Best Italian Meatballs Ever!
Get ahead of the game and do your mise en place. That just means getting all your ingredients measured and cut up and “in place” so you can get right down to the business of making meatballs.
Preheat your oven to 400° F. Line a baking sheet with a piece of parchment paper and spritz with non-stick spray.
Place the torn bread in a large bowl and cover with the milk. Let it sit for about 5 minutes. It will get mushy. This is a good thing!
Add all your other ingredients to the bowl with the soaked bread and gently mix together with a wooden spoon or extra gently with your hands. You don’t want to overwork the mixture or squeeze the meat because that will result in tough meatballs. That is a bad thing. The peeled golf ball bad thing.
I actually use 2 rice scoops when mixing together ingredients.

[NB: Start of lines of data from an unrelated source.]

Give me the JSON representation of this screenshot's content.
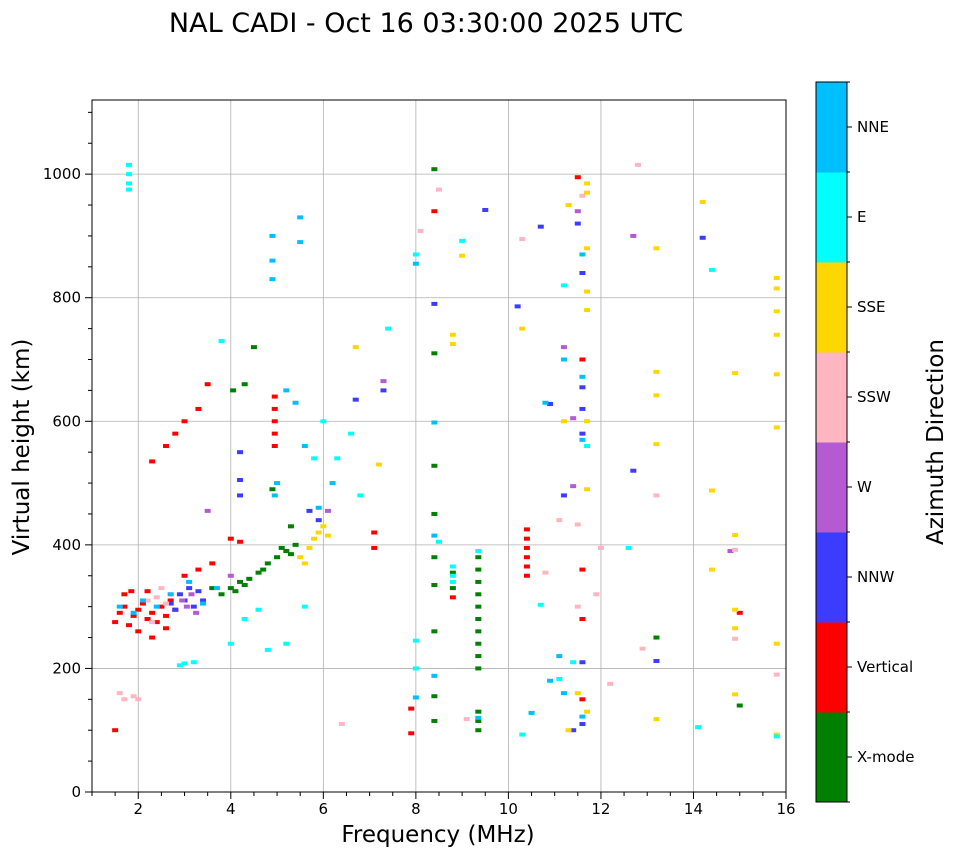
{
  "chart_data": {
    "type": "scatter",
    "title": "NAL CADI - Oct 16 03:30:00 2025 UTC",
    "xlabel": "Frequency (MHz)",
    "ylabel": "Virtual height (km)",
    "xlim": [
      1,
      16
    ],
    "ylim": [
      0,
      1120
    ],
    "xticks": [
      2,
      4,
      6,
      8,
      10,
      12,
      14,
      16
    ],
    "yticks": [
      0,
      200,
      400,
      600,
      800,
      1000
    ],
    "grid": true,
    "colorbar": {
      "label": "Azimuth Direction",
      "categories": [
        {
          "name": "X-mode",
          "color": "#008000"
        },
        {
          "name": "Vertical",
          "color": "#ff0000"
        },
        {
          "name": "NNW",
          "color": "#3c3cff"
        },
        {
          "name": "W",
          "color": "#b45ad2"
        },
        {
          "name": "SSW",
          "color": "#ffb6c1"
        },
        {
          "name": "SSE",
          "color": "#ffd700"
        },
        {
          "name": "E",
          "color": "#00ffff"
        },
        {
          "name": "NNE",
          "color": "#00bfff"
        }
      ]
    },
    "series": [
      {
        "name": "X-mode",
        "points": [
          [
            3.6,
            330
          ],
          [
            3.8,
            320
          ],
          [
            4.0,
            330
          ],
          [
            4.2,
            340
          ],
          [
            4.4,
            345
          ],
          [
            4.6,
            355
          ],
          [
            4.8,
            370
          ],
          [
            5.0,
            380
          ],
          [
            5.2,
            390
          ],
          [
            5.4,
            400
          ],
          [
            4.1,
            325
          ],
          [
            4.3,
            335
          ],
          [
            4.7,
            360
          ],
          [
            5.1,
            395
          ],
          [
            5.3,
            385
          ],
          [
            4.05,
            650
          ],
          [
            4.3,
            660
          ],
          [
            4.5,
            720
          ],
          [
            4.9,
            490
          ],
          [
            5.3,
            430
          ],
          [
            8.4,
            1008
          ],
          [
            8.4,
            710
          ],
          [
            8.4,
            528
          ],
          [
            8.4,
            450
          ],
          [
            8.4,
            380
          ],
          [
            8.4,
            335
          ],
          [
            8.4,
            260
          ],
          [
            8.4,
            155
          ],
          [
            8.4,
            115
          ],
          [
            8.8,
            355
          ],
          [
            8.8,
            330
          ],
          [
            9.35,
            380
          ],
          [
            9.35,
            360
          ],
          [
            9.35,
            340
          ],
          [
            9.35,
            320
          ],
          [
            9.35,
            300
          ],
          [
            9.35,
            280
          ],
          [
            9.35,
            260
          ],
          [
            9.35,
            240
          ],
          [
            9.35,
            220
          ],
          [
            9.35,
            200
          ],
          [
            9.35,
            130
          ],
          [
            9.35,
            115
          ],
          [
            9.35,
            100
          ],
          [
            13.2,
            250
          ],
          [
            15.0,
            140
          ]
        ]
      },
      {
        "name": "Vertical",
        "points": [
          [
            1.5,
            275
          ],
          [
            1.6,
            290
          ],
          [
            1.7,
            300
          ],
          [
            1.8,
            270
          ],
          [
            1.9,
            285
          ],
          [
            2.0,
            295
          ],
          [
            2.1,
            305
          ],
          [
            2.2,
            280
          ],
          [
            2.3,
            290
          ],
          [
            2.4,
            275
          ],
          [
            2.5,
            300
          ],
          [
            2.6,
            285
          ],
          [
            2.7,
            310
          ],
          [
            2.8,
            295
          ],
          [
            1.7,
            320
          ],
          [
            2.0,
            260
          ],
          [
            2.3,
            250
          ],
          [
            1.85,
            325
          ],
          [
            2.2,
            325
          ],
          [
            2.6,
            265
          ],
          [
            3.0,
            350
          ],
          [
            3.3,
            360
          ],
          [
            3.6,
            370
          ],
          [
            4.0,
            410
          ],
          [
            4.2,
            405
          ],
          [
            3.5,
            660
          ],
          [
            3.3,
            620
          ],
          [
            3.0,
            600
          ],
          [
            2.8,
            580
          ],
          [
            2.6,
            560
          ],
          [
            2.3,
            535
          ],
          [
            4.95,
            640
          ],
          [
            4.95,
            620
          ],
          [
            4.95,
            600
          ],
          [
            4.95,
            580
          ],
          [
            4.95,
            560
          ],
          [
            7.1,
            420
          ],
          [
            7.1,
            395
          ],
          [
            8.4,
            940
          ],
          [
            7.9,
            135
          ],
          [
            7.9,
            95
          ],
          [
            10.4,
            425
          ],
          [
            10.4,
            410
          ],
          [
            10.4,
            395
          ],
          [
            10.4,
            380
          ],
          [
            10.4,
            365
          ],
          [
            10.4,
            350
          ],
          [
            11.6,
            700
          ],
          [
            11.6,
            360
          ],
          [
            11.6,
            150
          ],
          [
            11.6,
            280
          ],
          [
            15.0,
            290
          ],
          [
            11.5,
            995
          ],
          [
            8.8,
            315
          ],
          [
            1.5,
            100
          ]
        ]
      },
      {
        "name": "NNW",
        "points": [
          [
            2.9,
            320
          ],
          [
            3.0,
            310
          ],
          [
            3.1,
            330
          ],
          [
            3.2,
            300
          ],
          [
            2.8,
            295
          ],
          [
            3.3,
            325
          ],
          [
            2.7,
            305
          ],
          [
            3.4,
            310
          ],
          [
            4.2,
            550
          ],
          [
            4.2,
            505
          ],
          [
            4.2,
            480
          ],
          [
            5.7,
            455
          ],
          [
            5.9,
            440
          ],
          [
            6.7,
            635
          ],
          [
            7.3,
            650
          ],
          [
            9.5,
            942
          ],
          [
            10.2,
            786
          ],
          [
            10.7,
            915
          ],
          [
            10.9,
            628
          ],
          [
            11.2,
            480
          ],
          [
            11.6,
            840
          ],
          [
            11.6,
            655
          ],
          [
            11.6,
            620
          ],
          [
            11.6,
            580
          ],
          [
            11.6,
            210
          ],
          [
            11.6,
            110
          ],
          [
            11.4,
            100
          ],
          [
            12.7,
            520
          ],
          [
            13.2,
            212
          ],
          [
            14.2,
            897
          ],
          [
            11.5,
            920
          ],
          [
            8.4,
            790
          ]
        ]
      },
      {
        "name": "W",
        "points": [
          [
            3.05,
            300
          ],
          [
            3.15,
            320
          ],
          [
            3.25,
            290
          ],
          [
            2.95,
            310
          ],
          [
            3.5,
            455
          ],
          [
            4.0,
            350
          ],
          [
            6.1,
            455
          ],
          [
            7.3,
            665
          ],
          [
            11.2,
            720
          ],
          [
            11.4,
            605
          ],
          [
            11.5,
            940
          ],
          [
            12.7,
            900
          ],
          [
            14.8,
            390
          ],
          [
            11.4,
            495
          ]
        ]
      },
      {
        "name": "SSW",
        "points": [
          [
            1.6,
            160
          ],
          [
            1.7,
            150
          ],
          [
            1.9,
            155
          ],
          [
            2.0,
            150
          ],
          [
            2.2,
            310
          ],
          [
            2.4,
            315
          ],
          [
            2.6,
            305
          ],
          [
            2.5,
            330
          ],
          [
            2.7,
            320
          ],
          [
            2.3,
            275
          ],
          [
            6.4,
            110
          ],
          [
            8.5,
            975
          ],
          [
            9.1,
            118
          ],
          [
            10.3,
            895
          ],
          [
            10.8,
            355
          ],
          [
            12.0,
            395
          ],
          [
            12.2,
            175
          ],
          [
            12.9,
            232
          ],
          [
            13.2,
            480
          ],
          [
            14.9,
            392
          ],
          [
            14.9,
            248
          ],
          [
            15.8,
            190
          ],
          [
            11.6,
            965
          ],
          [
            8.1,
            908
          ],
          [
            11.5,
            433
          ],
          [
            11.9,
            320
          ],
          [
            11.5,
            300
          ],
          [
            11.1,
            440
          ],
          [
            12.8,
            1015
          ]
        ]
      },
      {
        "name": "SSE",
        "points": [
          [
            5.5,
            380
          ],
          [
            5.7,
            395
          ],
          [
            5.8,
            410
          ],
          [
            5.9,
            420
          ],
          [
            6.0,
            430
          ],
          [
            5.6,
            370
          ],
          [
            6.1,
            415
          ],
          [
            7.2,
            530
          ],
          [
            6.7,
            720
          ],
          [
            9.0,
            868
          ],
          [
            10.3,
            750
          ],
          [
            11.2,
            600
          ],
          [
            11.3,
            950
          ],
          [
            11.7,
            985
          ],
          [
            11.7,
            970
          ],
          [
            11.7,
            880
          ],
          [
            11.7,
            810
          ],
          [
            11.7,
            780
          ],
          [
            11.7,
            600
          ],
          [
            11.7,
            490
          ],
          [
            11.7,
            130
          ],
          [
            11.5,
            160
          ],
          [
            11.3,
            100
          ],
          [
            13.2,
            880
          ],
          [
            13.2,
            680
          ],
          [
            13.2,
            642
          ],
          [
            13.2,
            563
          ],
          [
            13.2,
            118
          ],
          [
            14.2,
            955
          ],
          [
            14.4,
            488
          ],
          [
            14.4,
            360
          ],
          [
            14.9,
            678
          ],
          [
            14.9,
            416
          ],
          [
            14.9,
            295
          ],
          [
            14.9,
            265
          ],
          [
            14.9,
            158
          ],
          [
            15.8,
            832
          ],
          [
            15.8,
            815
          ],
          [
            15.8,
            778
          ],
          [
            15.8,
            740
          ],
          [
            15.8,
            676
          ],
          [
            15.8,
            590
          ],
          [
            15.8,
            240
          ],
          [
            15.8,
            93
          ],
          [
            8.8,
            740
          ],
          [
            8.8,
            725
          ]
        ]
      },
      {
        "name": "E",
        "points": [
          [
            1.8,
            1015
          ],
          [
            1.8,
            1000
          ],
          [
            1.8,
            985
          ],
          [
            1.8,
            975
          ],
          [
            3.0,
            208
          ],
          [
            3.2,
            210
          ],
          [
            2.9,
            205
          ],
          [
            3.8,
            730
          ],
          [
            4.0,
            240
          ],
          [
            4.3,
            280
          ],
          [
            4.6,
            295
          ],
          [
            4.8,
            230
          ],
          [
            5.2,
            240
          ],
          [
            5.6,
            300
          ],
          [
            5.8,
            540
          ],
          [
            6.0,
            600
          ],
          [
            6.3,
            540
          ],
          [
            6.6,
            580
          ],
          [
            6.8,
            480
          ],
          [
            7.4,
            750
          ],
          [
            8.0,
            870
          ],
          [
            8.0,
            245
          ],
          [
            8.0,
            200
          ],
          [
            8.5,
            405
          ],
          [
            8.8,
            365
          ],
          [
            8.8,
            350
          ],
          [
            8.8,
            340
          ],
          [
            9.0,
            892
          ],
          [
            10.3,
            93
          ],
          [
            10.7,
            303
          ],
          [
            11.1,
            183
          ],
          [
            11.2,
            820
          ],
          [
            11.4,
            210
          ],
          [
            11.7,
            560
          ],
          [
            12.6,
            395
          ],
          [
            14.4,
            845
          ],
          [
            14.1,
            105
          ],
          [
            15.8,
            90
          ],
          [
            9.35,
            390
          ]
        ]
      },
      {
        "name": "NNE",
        "points": [
          [
            1.6,
            300
          ],
          [
            1.9,
            290
          ],
          [
            2.1,
            310
          ],
          [
            2.4,
            300
          ],
          [
            2.7,
            320
          ],
          [
            3.1,
            340
          ],
          [
            3.4,
            305
          ],
          [
            3.7,
            330
          ],
          [
            4.9,
            900
          ],
          [
            4.9,
            860
          ],
          [
            4.9,
            830
          ],
          [
            5.0,
            500
          ],
          [
            4.95,
            480
          ],
          [
            5.5,
            930
          ],
          [
            5.5,
            890
          ],
          [
            5.2,
            650
          ],
          [
            5.4,
            630
          ],
          [
            5.6,
            560
          ],
          [
            5.9,
            460
          ],
          [
            6.2,
            500
          ],
          [
            8.0,
            855
          ],
          [
            8.4,
            598
          ],
          [
            8.4,
            415
          ],
          [
            8.4,
            188
          ],
          [
            8.0,
            153
          ],
          [
            9.35,
            120
          ],
          [
            10.8,
            630
          ],
          [
            10.5,
            128
          ],
          [
            11.6,
            870
          ],
          [
            11.6,
            672
          ],
          [
            11.2,
            700
          ],
          [
            11.6,
            570
          ],
          [
            11.6,
            122
          ],
          [
            11.1,
            220
          ],
          [
            11.2,
            160
          ],
          [
            10.9,
            180
          ]
        ]
      }
    ]
  }
}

It allows me to mix everything together without the risk of overworking.
You might see bits of bread in the meat after you mix it all together. That’s ok. They’ll melt in when you bake them.
Shape the mixture into roughly golf ball sized balls. You can use a small cookie scoop if it helps, but I just grab a bit and roll. Wetting your hands a little or spritzing them with non-stick spray can help avoid meaty hand syndrome.
Place on your baking sheet with a little space in between each ball so they all get even exposure to the heat and get the little crispy side bits we all know and love! You should get about 24-28 meatballs.
Bake in 400° oven for 25-30 minutes, turning over once.
Remove from the oven. Sneak one and taste it for quality control. No one will notice one missing meatball.
Add the meatballs to your favorite sauce or use the delicious marinara sauce we made in a previous post.
Let the sauce and meatballs simmer for about 20 minutes to allow them to become really good friends. They’re in love.